SDSU President Adela de la Torre and Superintendent of the CDCR Office of Correctional Education Shannon Swain (center) visit the VISTA program alongside leadership from SDSU, CDCR and Centinela State Prison.SDSU President Adela de la Torre and Superintendent of the CDCR Office of Correctional Education Shannon Swain (center) visit the VISTA program alongside leadership from SDSU, CDCR and Centinela State Prison. (SDSU)

Expanding an existing partnership 

The California Department of Correction and Rehabilitation has been a strong and essential partner in the program, Buckley noted. Unlike many similar programs, VISTA is specifically designed to serve students who are incarcerated from both the general population and those who have been separated into a more restricted population, a category that may include those convicted of specific offenses, ex-gang members or who identify as LGBTQ.

The humanities are an area of particular interest to the New York City-based Mellon Foundation, which supports the arts and humanities and identifies “Imagining Freedom” as one of its initiatives. The Mellon Foundation previously awarded SDSU grants in 1991 ($124,000) for research on immigrant school children and in 1997 ($100,000) in support of a program in Middle Eastern population studies.

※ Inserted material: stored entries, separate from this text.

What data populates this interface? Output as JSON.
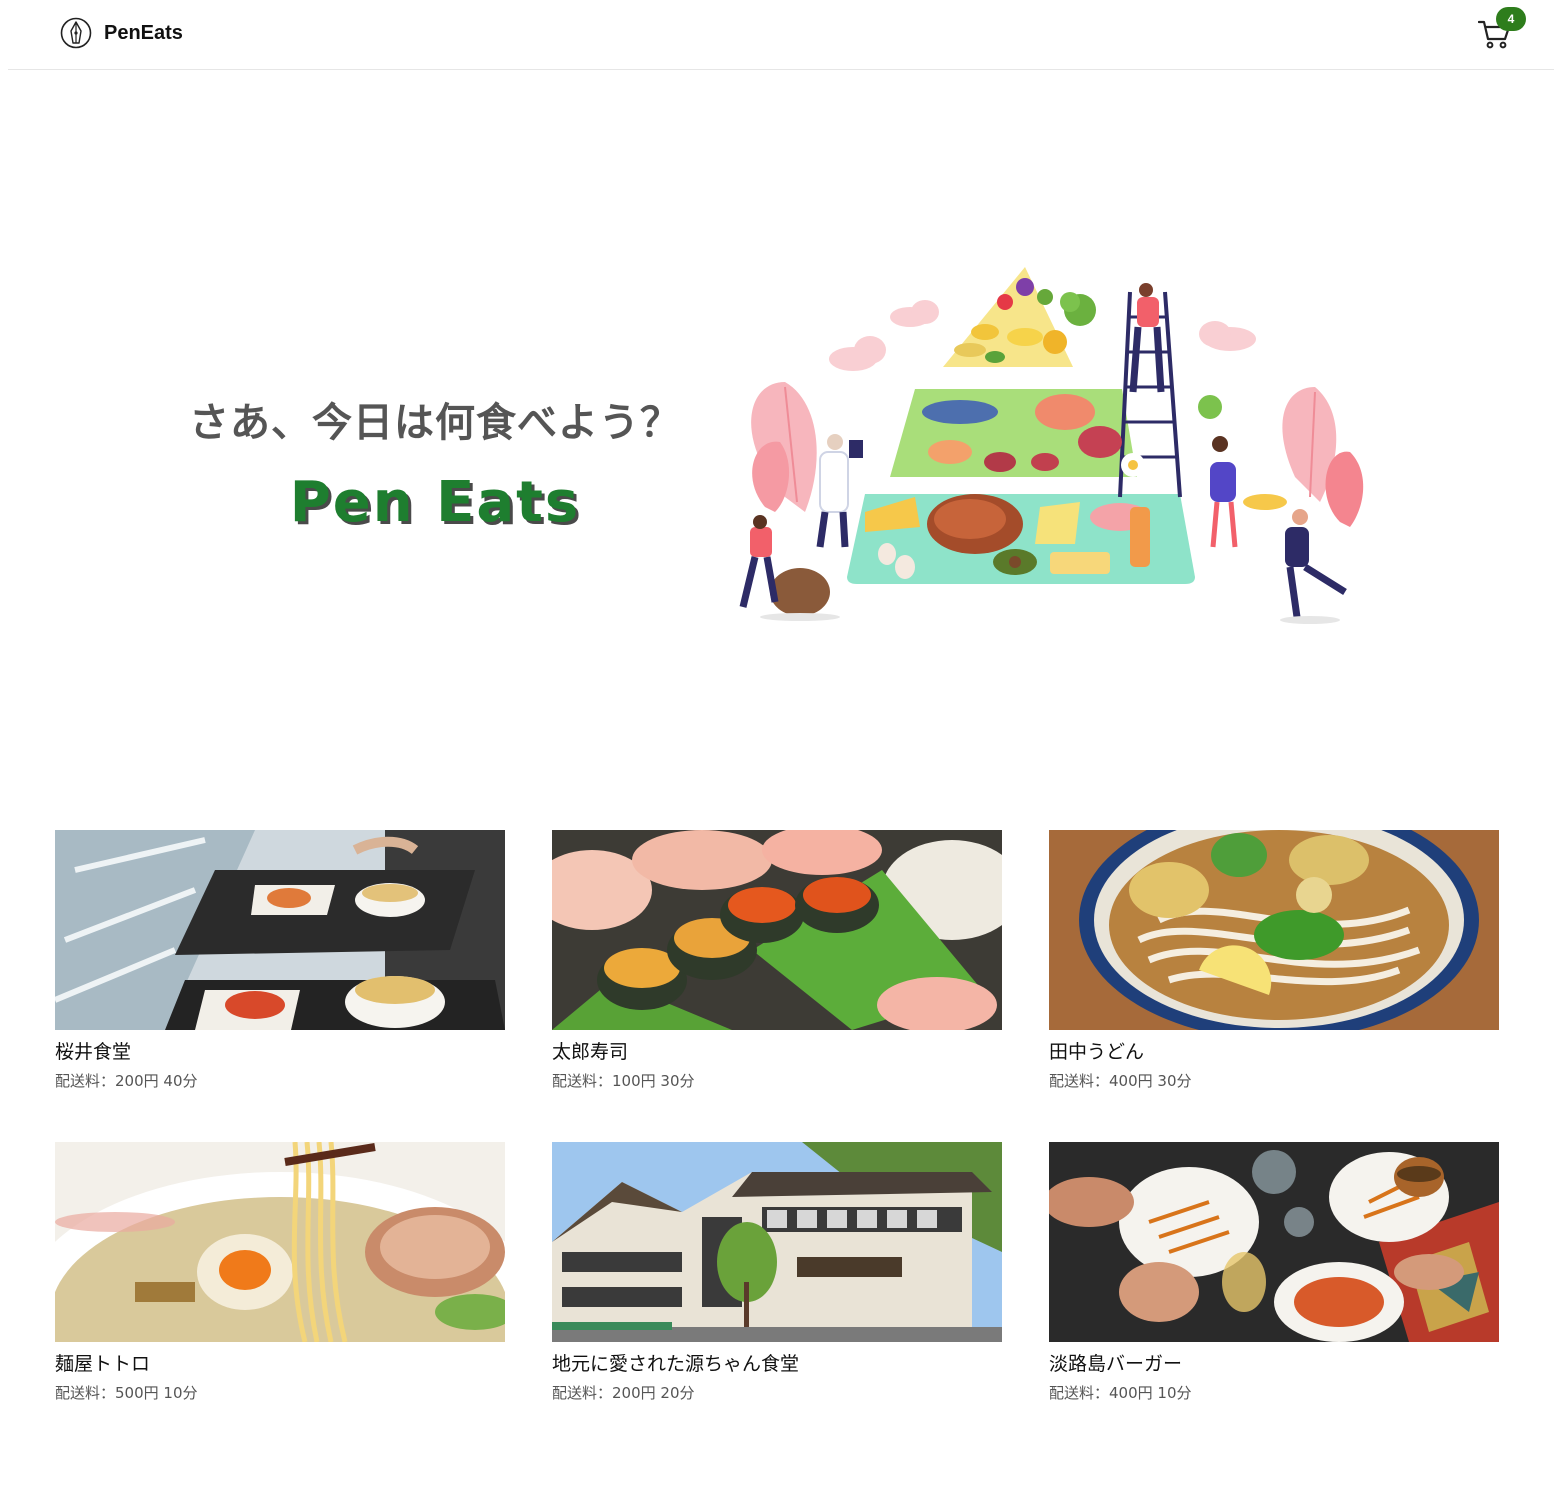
{
  "header": {
    "brand_name": "PenEats",
    "logo_icon": "fountain-pen-nib-icon",
    "cart_icon": "shopping-cart-icon",
    "cart_count": "4",
    "badge_color": "#2e7d1c"
  },
  "hero": {
    "title": "さあ、今日は何食べよう？",
    "brand": "Pen Eats",
    "brand_color": "#1e7e2f",
    "illustration": "food-pyramid-illustration"
  },
  "restaurants": [
    {
      "name": "桜井食堂",
      "meta": "配送料：200円 40分",
      "photo": "cafeteria-trays-photo"
    },
    {
      "name": "太郎寿司",
      "meta": "配送料：100円 30分",
      "photo": "sushi-platter-photo"
    },
    {
      "name": "田中うどん",
      "meta": "配送料：400円 30分",
      "photo": "udon-bowl-photo"
    },
    {
      "name": "麺屋トトロ",
      "meta": "配送料：500円 10分",
      "photo": "ramen-bowl-photo"
    },
    {
      "name": "地元に愛された源ちゃん食堂",
      "meta": "配送料：200円 20分",
      "photo": "restaurant-building-photo"
    },
    {
      "name": "淡路島バーガー",
      "meta": "配送料：400円 10分",
      "photo": "burger-table-photo"
    }
  ]
}
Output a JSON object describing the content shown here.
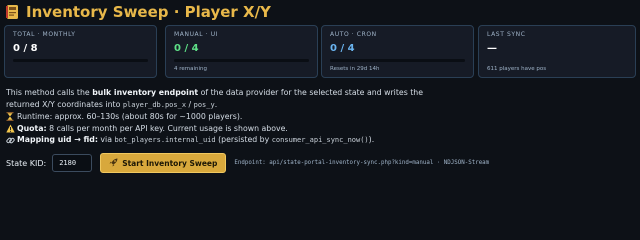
{
  "page": {
    "title": "Inventory Sweep · Player X/Y",
    "icon": "sweep-notebook-icon"
  },
  "cards": [
    {
      "label": "TOTAL · MONTHLY",
      "value": "0 / 8",
      "value_color": "#ffffff",
      "progress": 0,
      "sub": ""
    },
    {
      "label": "MANUAL · UI",
      "value": "0 / 4",
      "value_color": "#5ee087",
      "progress": 0,
      "sub": "4 remaining"
    },
    {
      "label": "AUTO · CRON",
      "value": "0 / 4",
      "value_color": "#6ab4f0",
      "progress": 0,
      "sub": "Resets in 29d 14h"
    },
    {
      "label": "LAST SYNC",
      "value": "—",
      "value_color": "#ffffff",
      "progress": null,
      "sub": "611 players have pos"
    }
  ],
  "description": {
    "intro_1": "This method calls the ",
    "intro_bold": "bulk inventory endpoint",
    "intro_2": " of the data provider for the selected state and writes the",
    "intro_3": "returned X/Y coordinates into ",
    "intro_code_1": "player_db.pos_x",
    "intro_4": " / ",
    "intro_code_2": "pos_y",
    "intro_5": ".",
    "runtime_icon": "hourglass-icon",
    "runtime_text": "Runtime: approx. 60–130s (about 80s for ~1000 players).",
    "quota_icon": "warning-icon",
    "quota_bold": "Quota:",
    "quota_text": " 8 calls per month per API key. Current usage is shown above.",
    "mapping_icon": "link-icon",
    "mapping_bold": "Mapping uid → fid:",
    "mapping_text_1": " via ",
    "mapping_code_1": "bot_players.internal_uid",
    "mapping_text_2": " (persisted by ",
    "mapping_code_2": "consumer_api_sync_now()",
    "mapping_text_3": ")."
  },
  "controls": {
    "kid_label": "State KID:",
    "kid_value": "2180",
    "start_label": "Start Inventory Sweep",
    "start_icon": "rocket-icon",
    "endpoint_text": "Endpoint: api/state-portal-inventory-sync.php?kind=manual · NDJSON-Stream"
  },
  "colors": {
    "accent": "#e8b84a",
    "card_border": "#2a3f55",
    "button": "#d8a83c",
    "green": "#5ee087",
    "blue": "#6ab4f0"
  }
}
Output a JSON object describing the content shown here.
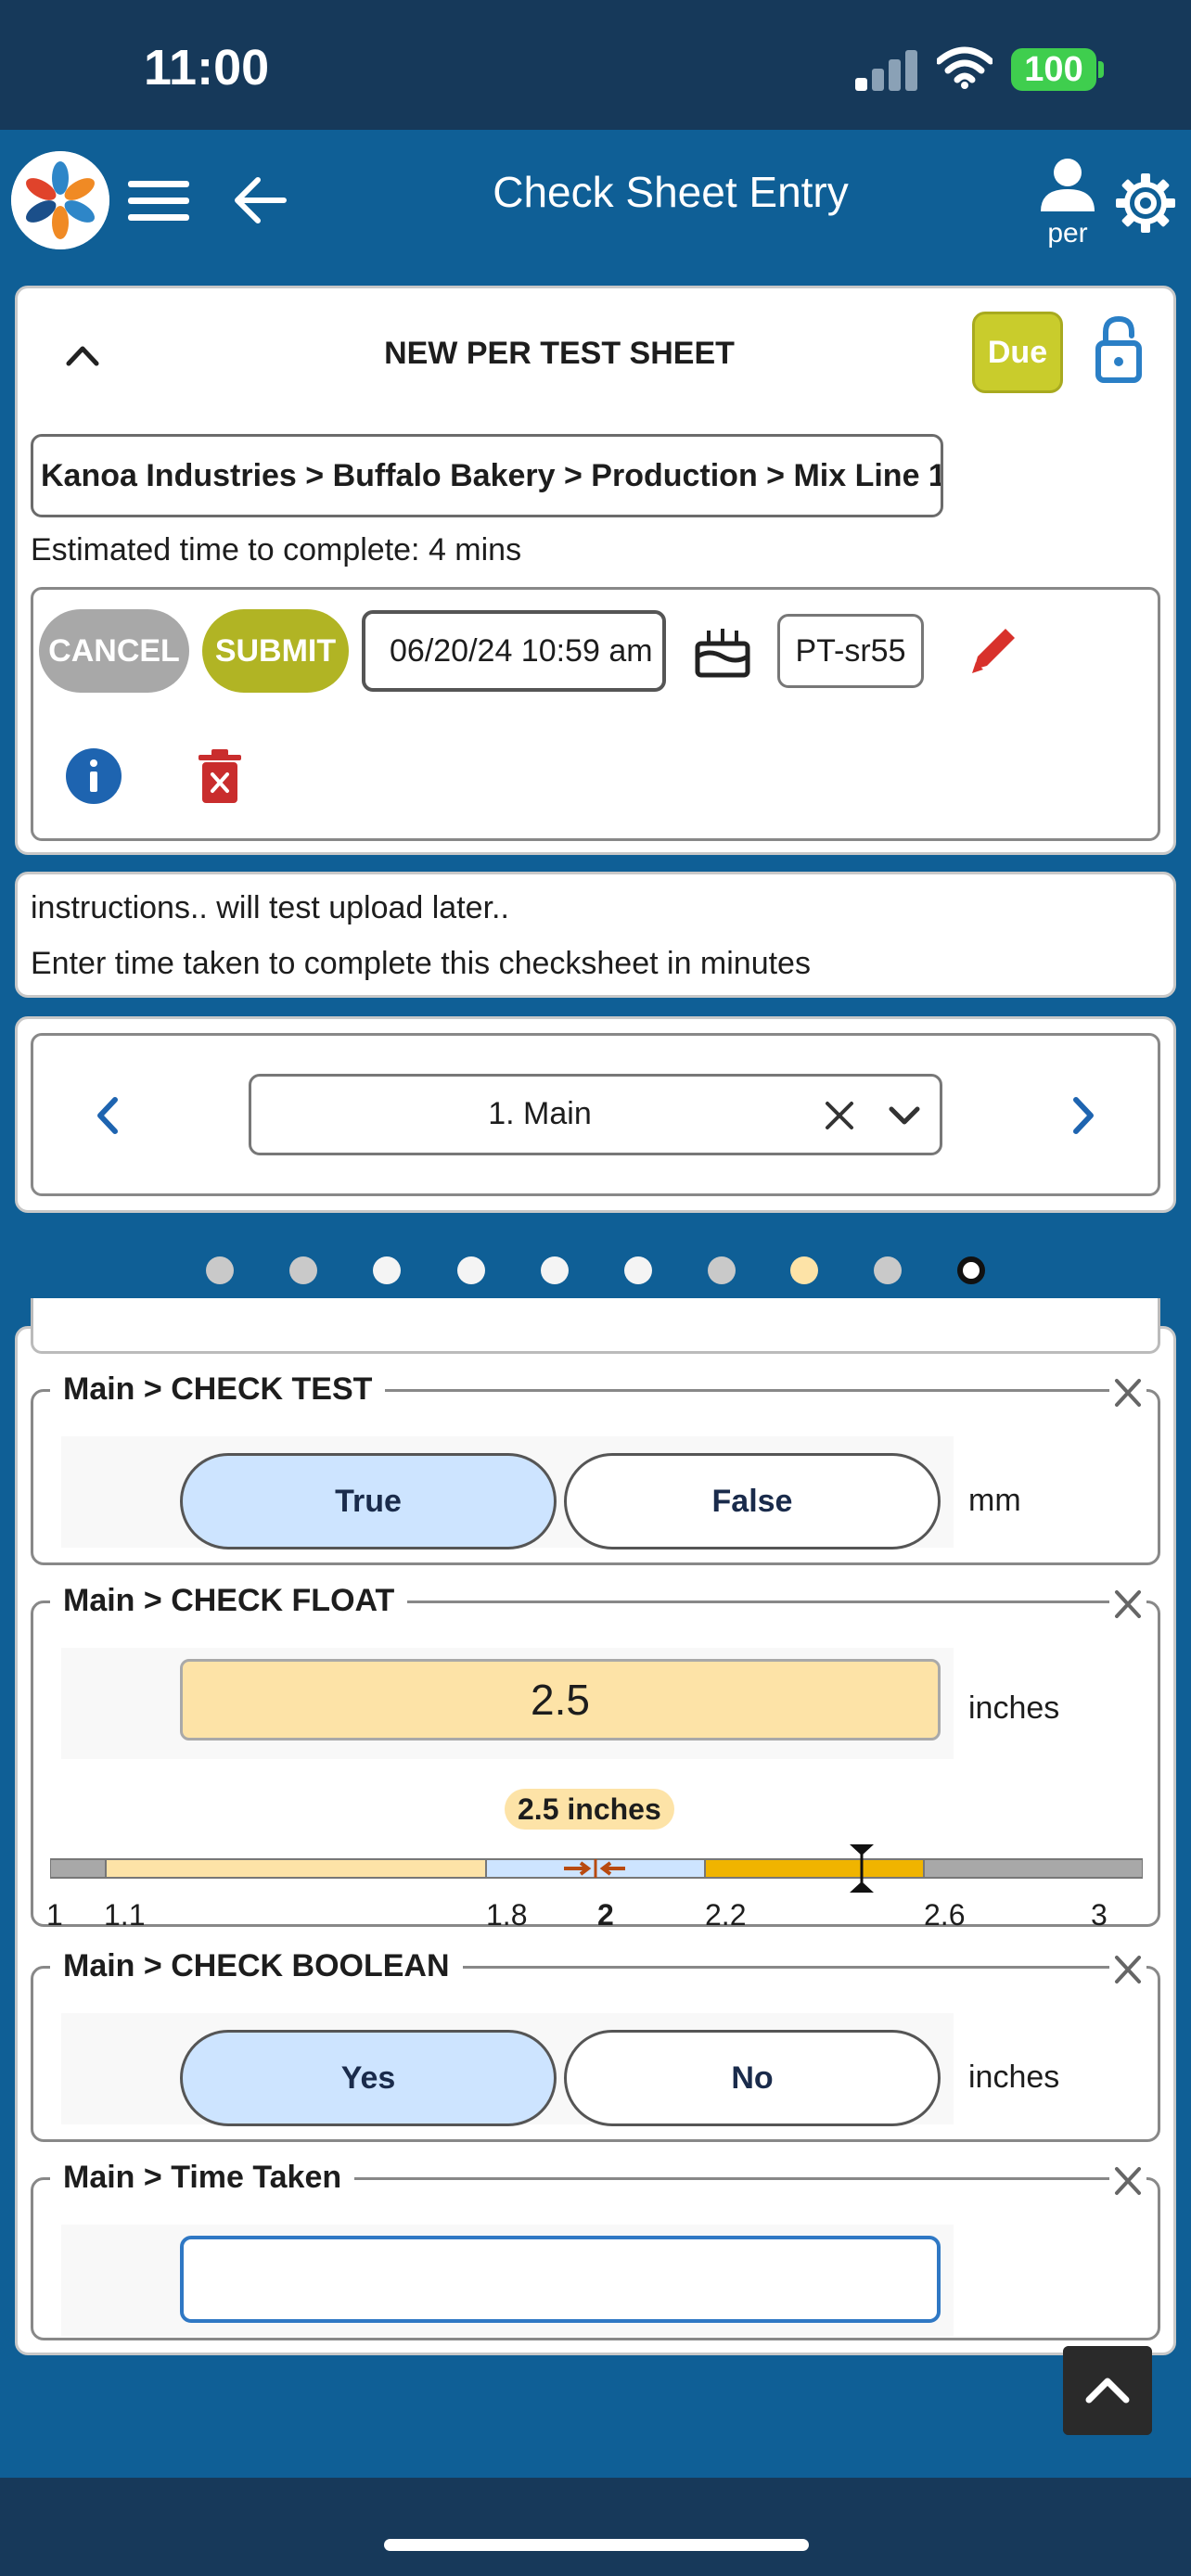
{
  "status_bar": {
    "time": "11:00",
    "battery": "100"
  },
  "header": {
    "title": "Check Sheet Entry",
    "user_label": "per"
  },
  "sheet": {
    "title": "NEW PER TEST SHEET",
    "due_label": "Due",
    "breadcrumb": "Kanoa Industries > Buffalo Bakery > Production > Mix Line 1",
    "estimated_time": "Estimated time to complete: 4 mins",
    "cancel_label": "CANCEL",
    "submit_label": "SUBMIT",
    "date_value": "06/20/24 10:59 am",
    "id_value": "PT-sr55"
  },
  "instructions": {
    "line1": "instructions.. will test upload later..",
    "line2": "Enter time taken to complete this checksheet in minutes"
  },
  "section_nav": {
    "selected": "1. Main",
    "dots": [
      {
        "color": "#c9c9c9"
      },
      {
        "color": "#c9c9c9"
      },
      {
        "color": "#f4f4f4"
      },
      {
        "color": "#f4f4f4"
      },
      {
        "color": "#f4f4f4"
      },
      {
        "color": "#f4f4f4"
      },
      {
        "color": "#c9c9c9"
      },
      {
        "color": "#fde3a7"
      },
      {
        "color": "#c9c9c9"
      },
      {
        "color": "#ffffff",
        "active": true
      }
    ]
  },
  "fields": {
    "check_test": {
      "title": "Main > CHECK TEST",
      "opt1": "True",
      "opt2": "False",
      "unit": "mm",
      "selected": "True"
    },
    "check_float": {
      "title": "Main > CHECK FLOAT",
      "value": "2.5",
      "unit": "inches",
      "gauge_label": "2.5 inches",
      "ticks": [
        "1",
        "1.1",
        "1.8",
        "2",
        "2.2",
        "2.6",
        "3"
      ]
    },
    "check_boolean": {
      "title": "Main > CHECK BOOLEAN",
      "opt1": "Yes",
      "opt2": "No",
      "unit": "inches",
      "selected": "Yes"
    },
    "time_taken": {
      "title": "Main > Time Taken",
      "value": ""
    }
  },
  "colors": {
    "header_bg": "#0f5f96",
    "status_bg": "#16395a",
    "due_badge": "#c9cc2c",
    "submit": "#b1b424",
    "cancel": "#a8a8a8",
    "selected_toggle": "#cde4ff",
    "float_fill": "#fde3a7"
  }
}
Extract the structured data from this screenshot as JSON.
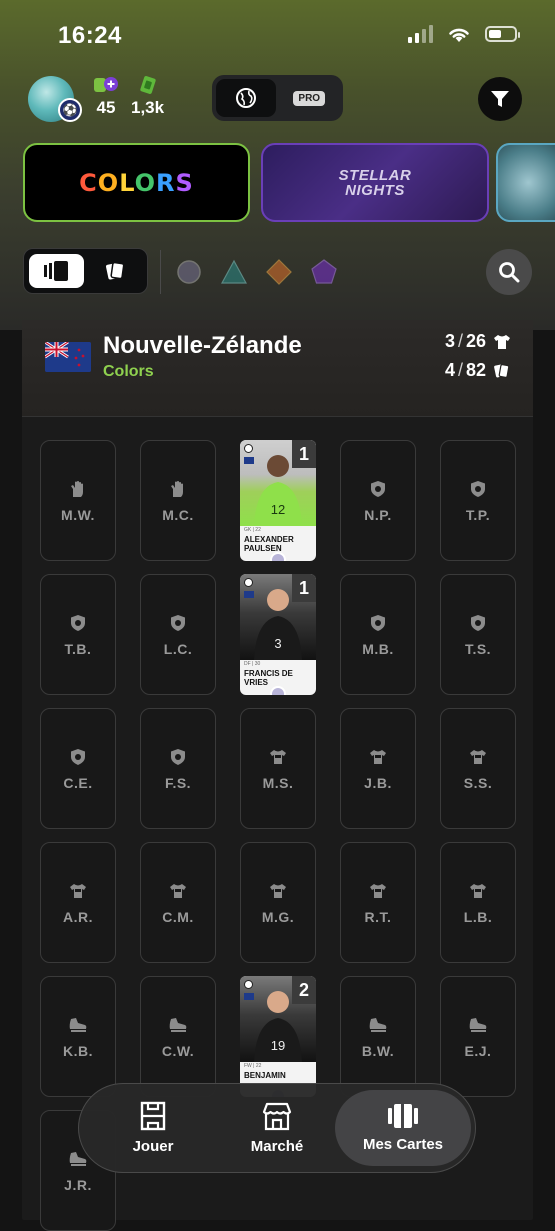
{
  "status_bar": {
    "time": "16:24"
  },
  "header": {
    "stat_xp": "45",
    "stat_coins": "1,3k",
    "mode_pro_label": "PRO"
  },
  "collections": {
    "colors_label": "COLORS",
    "stellar_line1": "STELLAR",
    "stellar_line2": "NIGHTS"
  },
  "team": {
    "name": "Nouvelle-Zélande",
    "collection": "Colors",
    "shirts_owned": "3",
    "shirts_total": "26",
    "cards_owned": "4",
    "cards_total": "82"
  },
  "slots": [
    {
      "label": "M.W.",
      "icon": "glove-icon",
      "type": "empty"
    },
    {
      "label": "M.C.",
      "icon": "glove-icon",
      "type": "empty"
    },
    {
      "type": "card",
      "name": "Alexander Paulsen",
      "count": "1",
      "meta": "GK | 22",
      "jersey": "12",
      "color": "#8fe04a"
    },
    {
      "label": "N.P.",
      "icon": "shield-icon",
      "type": "empty"
    },
    {
      "label": "T.P.",
      "icon": "shield-icon",
      "type": "empty"
    },
    {
      "label": "T.B.",
      "icon": "shield-icon",
      "type": "empty"
    },
    {
      "label": "L.C.",
      "icon": "shield-icon",
      "type": "empty"
    },
    {
      "type": "card",
      "name": "Francis de Vries",
      "count": "1",
      "meta": "DF | 30",
      "jersey": "3",
      "color": "#1a1a1a"
    },
    {
      "label": "M.B.",
      "icon": "shield-icon",
      "type": "empty"
    },
    {
      "label": "T.S.",
      "icon": "shield-icon",
      "type": "empty"
    },
    {
      "label": "C.E.",
      "icon": "shield-icon",
      "type": "empty"
    },
    {
      "label": "F.S.",
      "icon": "shield-icon",
      "type": "empty"
    },
    {
      "label": "M.S.",
      "icon": "jersey-icon",
      "type": "empty"
    },
    {
      "label": "J.B.",
      "icon": "jersey-icon",
      "type": "empty"
    },
    {
      "label": "S.S.",
      "icon": "jersey-icon",
      "type": "empty"
    },
    {
      "label": "A.R.",
      "icon": "jersey-icon",
      "type": "empty"
    },
    {
      "label": "C.M.",
      "icon": "jersey-icon",
      "type": "empty"
    },
    {
      "label": "M.G.",
      "icon": "jersey-icon",
      "type": "empty"
    },
    {
      "label": "R.T.",
      "icon": "jersey-icon",
      "type": "empty"
    },
    {
      "label": "L.B.",
      "icon": "jersey-icon",
      "type": "empty"
    },
    {
      "label": "K.B.",
      "icon": "boot-icon",
      "type": "empty"
    },
    {
      "label": "C.W.",
      "icon": "boot-icon",
      "type": "empty"
    },
    {
      "type": "card",
      "name": "Benjamin",
      "count": "2",
      "meta": "FW | 22",
      "jersey": "19",
      "color": "#1a1a1a"
    },
    {
      "label": "B.W.",
      "icon": "boot-icon",
      "type": "empty"
    },
    {
      "label": "E.J.",
      "icon": "boot-icon",
      "type": "empty"
    },
    {
      "label": "J.R.",
      "icon": "boot-icon",
      "type": "empty"
    }
  ],
  "nav": {
    "play": "Jouer",
    "market": "Marché",
    "my_cards": "Mes Cartes"
  },
  "colors": {
    "accent_green": "#8fd14f",
    "colors_border": "#7cc242",
    "stellar_border": "#6a3fb8"
  }
}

“We are delighted to support SDSU’s VISTA in bringing high quality liberal arts education to the drastically underserved incarcerated population at Centinela in the Imperial Valley, a population that has so much potential,” said Mellon Senior Program Officer Carolyn Dinshaw.

Buckley said SDSU President Adela de la Torre’s support for the prison education program also was instrumental in securing the grant.

“Data clearly shows that those with college degrees not only lead happier, healthier and more stable lives, but are stronger contributors to their communities and to society,” de la Torre said. “Providing that transformative path to California’s incarcerated population aligns perfectly with SDSU’s commitment to providing students of all backgrounds and identities with access and opportunity for brighter futures.”